- JOLTs October job openings 8.733M vs 9.300M estimate. Lowest level since March 2021.
- US November ISM services 52.7 vs 52.0 expected
- New US visa restrictions target West Bank violence and instability
- German DAX index rallies to an all-time high
- ECB's Vujcic: My baseline is for no more rate hikes and data dependent decisions
- US S&P Global November global final services PMI 50.8 vs 50.8 prelim
- Russia's Novak: We will tighten restrictions on oil and fuel supplies as early as Dec
Markets:
- S&P 500 down 0.1%
- WTI Crude down 72-cents to $72.32
- US 10-year yields down 11 bps to 4.18%
- Gold down $11 to $2018
- JPY and USD lead, AUD lags
Markets weren't entirely in synch today for the first time in awhile. Treasury yields continued to fall and normally that means a softer US dollar and higher equities but the opposite was the case today. Fundamentally, the JOLTS report provided some good news for the inflation-fighters at the Fed while the ISM services index was neutral.
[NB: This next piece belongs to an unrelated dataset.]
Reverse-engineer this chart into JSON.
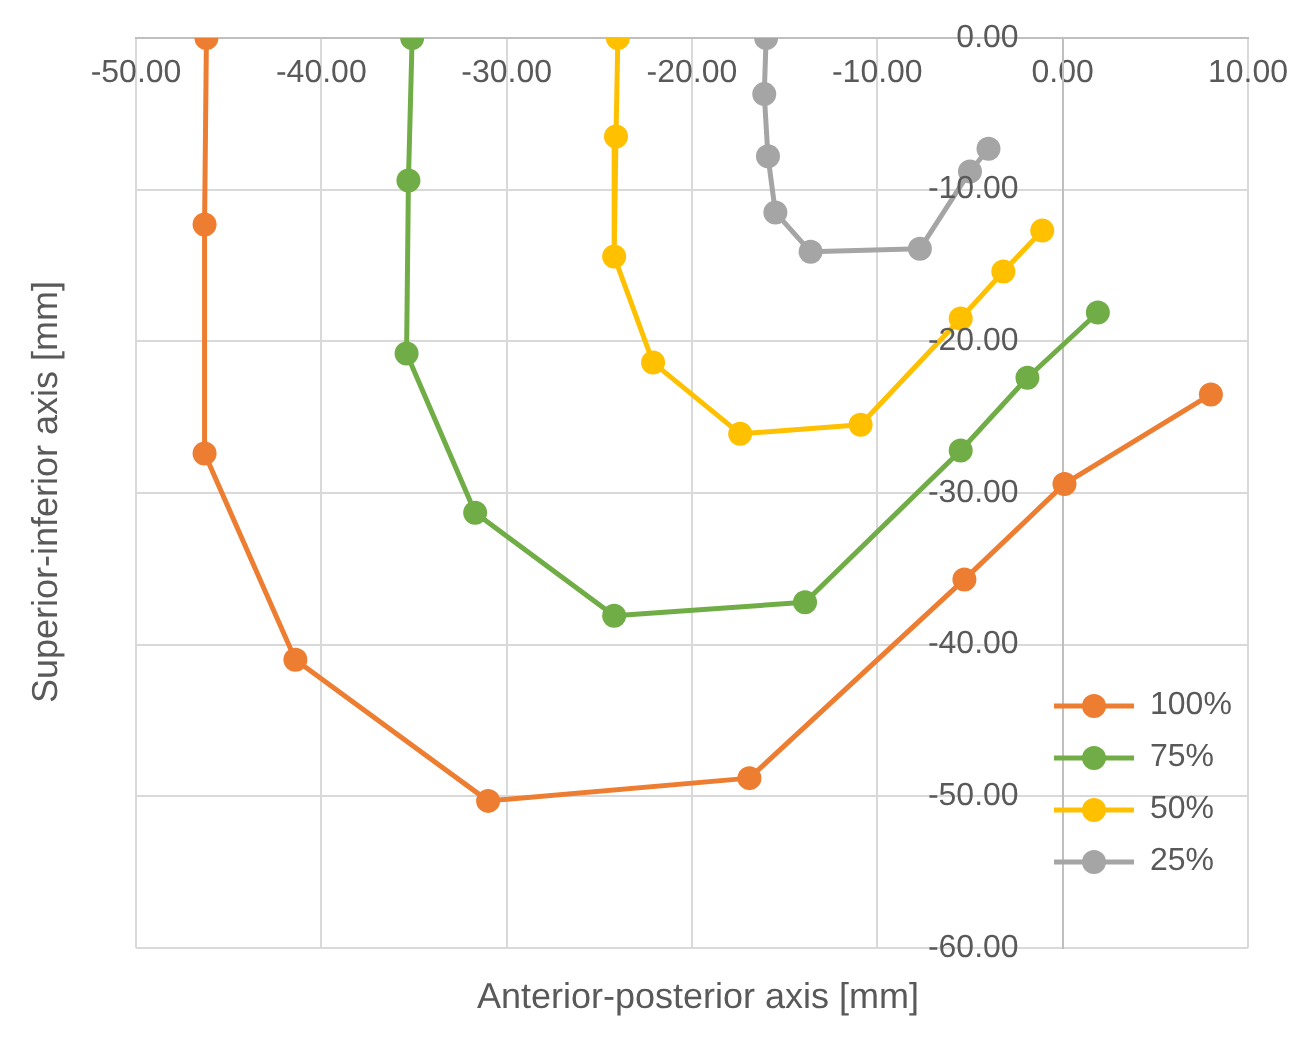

It's not clear why bonds didn't seep into equities but clues came from the RBA and ECB earlier, both which were more-dovish than expected. That led to sharp declines in sovereign yields in Europe and Australia that have some thinking that central banks are already behind the cutting curve. Falling oil prices added to the sense of a decline in inflation and input prices in the S&P Global PMI fell to the lowest in more than three years.
Gold continued to retrace while bitcoin continued to soar, breaking higher to $44,000 at the highs. It's risen more than 15% in a week as enthusiasm continues to build about an ETF approval.
The euro fell for a fifth day, dropping below 1.0800 despite a brief bounce after the JOLTS numbers. Much of the selling came in New York and it was a similar story for the pound.